Hale had once read a story about the emperor Caligula. A fascinating man, he was the world’s first Photoshopper, having a sculpture of his own head affixed to a statue of Jupiter. He was also completely mad, vindictive and paranoid. He got it into his demented head to kill a number of Jews who were not worshipping him with sufficient adulation. But an advisor convinced him that the clepsydra in his chambers was magic, and that it had transported him back in time. He’d already murdered hundreds in the Jewish community, so there was no need to kill any more.

Caligula believed the man and would spend hours playing with the timepiece, convinced that with it he could move back and forth in time.

As he sipped the coffee, finishing the cup, he let his thoughts wander away from imperial Rome—and away from Lincoln Rhyme.

A minute later he picked up an unused burner phone.

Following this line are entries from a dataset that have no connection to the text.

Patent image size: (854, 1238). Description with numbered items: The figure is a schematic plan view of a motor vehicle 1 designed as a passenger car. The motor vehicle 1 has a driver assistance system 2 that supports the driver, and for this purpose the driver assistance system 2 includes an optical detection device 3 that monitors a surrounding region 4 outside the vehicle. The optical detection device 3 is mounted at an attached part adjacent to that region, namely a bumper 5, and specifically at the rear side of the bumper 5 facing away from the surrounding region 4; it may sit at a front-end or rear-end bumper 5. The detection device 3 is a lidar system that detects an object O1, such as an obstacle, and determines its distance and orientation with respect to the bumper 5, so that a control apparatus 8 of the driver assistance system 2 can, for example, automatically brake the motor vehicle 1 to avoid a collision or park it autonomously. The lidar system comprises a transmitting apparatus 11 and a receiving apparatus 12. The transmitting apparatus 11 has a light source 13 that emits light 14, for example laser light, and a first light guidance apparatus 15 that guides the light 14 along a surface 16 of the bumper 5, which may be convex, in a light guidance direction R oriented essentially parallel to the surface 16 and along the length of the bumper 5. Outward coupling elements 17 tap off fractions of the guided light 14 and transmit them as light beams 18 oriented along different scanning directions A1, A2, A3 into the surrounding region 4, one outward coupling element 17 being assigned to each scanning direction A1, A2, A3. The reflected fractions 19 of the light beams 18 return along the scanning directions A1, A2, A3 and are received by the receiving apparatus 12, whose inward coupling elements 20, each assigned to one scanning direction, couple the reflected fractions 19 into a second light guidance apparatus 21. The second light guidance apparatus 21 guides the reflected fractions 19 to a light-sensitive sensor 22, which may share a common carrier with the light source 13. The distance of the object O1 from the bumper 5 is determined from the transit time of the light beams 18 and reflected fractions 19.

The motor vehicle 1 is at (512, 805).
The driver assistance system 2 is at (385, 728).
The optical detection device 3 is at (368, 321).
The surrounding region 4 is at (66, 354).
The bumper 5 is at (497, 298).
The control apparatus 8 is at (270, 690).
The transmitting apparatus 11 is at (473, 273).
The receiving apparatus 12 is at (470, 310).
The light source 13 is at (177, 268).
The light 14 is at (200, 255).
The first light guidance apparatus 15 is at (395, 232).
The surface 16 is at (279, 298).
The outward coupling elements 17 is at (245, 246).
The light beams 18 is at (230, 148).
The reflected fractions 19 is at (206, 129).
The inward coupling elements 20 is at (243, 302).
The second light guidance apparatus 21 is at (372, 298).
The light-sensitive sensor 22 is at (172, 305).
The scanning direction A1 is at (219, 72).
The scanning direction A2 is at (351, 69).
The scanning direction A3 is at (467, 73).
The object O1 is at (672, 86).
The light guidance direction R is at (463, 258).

“No,” he told himself and set it down. He’d actually spoken aloud.

Then he lifted the unit once more and tapped in a number.

29.

DRIVING NORTH THROUGHTribeca, Ron Pulaski was on the phone with an Alcohol, Tobacco, Firearms and Explosives supervisor.

“I’ll tell you, Officer, we’ve been talking.” Nate Lathrop was speaking loudly, as he’d done throughout the conversation. This happened occasionally with those in this particular profession. Because of the explosives side of the outfit’s business, a number of agents’ hearing had suffered over the years.

Pulaski was on Bluetooth earbuds and lifted the phone to turn the volume down.

“Go on, Nate.”

“What?”

Pulaski shouted, “Go on!”

“Us and the Bureau and Homeland? No trace of Tarr on any of the wires. No intel on any target. We think he was transiting.”

“So he’s not priority?”

Nate shouted, “So I have to tell you he’s not high priority.”

“All right, but you’ve got the red sedan out, don’t you?”

“The sedan? Yeah. But—”

“I know there are a lot of them, but I sent you the likely timehe hit either the bridge or the tunnel to get back to Jersey. I just want somebody to look over the vids.”

“Yeah, it’s in the system.”

Pulaski almost added, “Did your meeting include the discussion that, target or not, he had probably murdered someone?” But what was the point?

They would care, of course, about a homicide in Manhattan, but they wouldn’t care as much as Pulaski.

He thanked the man in a shout and disconnected.

In truth, he didn’t really mind how it was turning out—the investigation into Tarr was his alone. He didn’t have to answer to the feds, who could be overbearing at times. A lot of jurisdictional turf wars in this business. Tarr was his and his alone.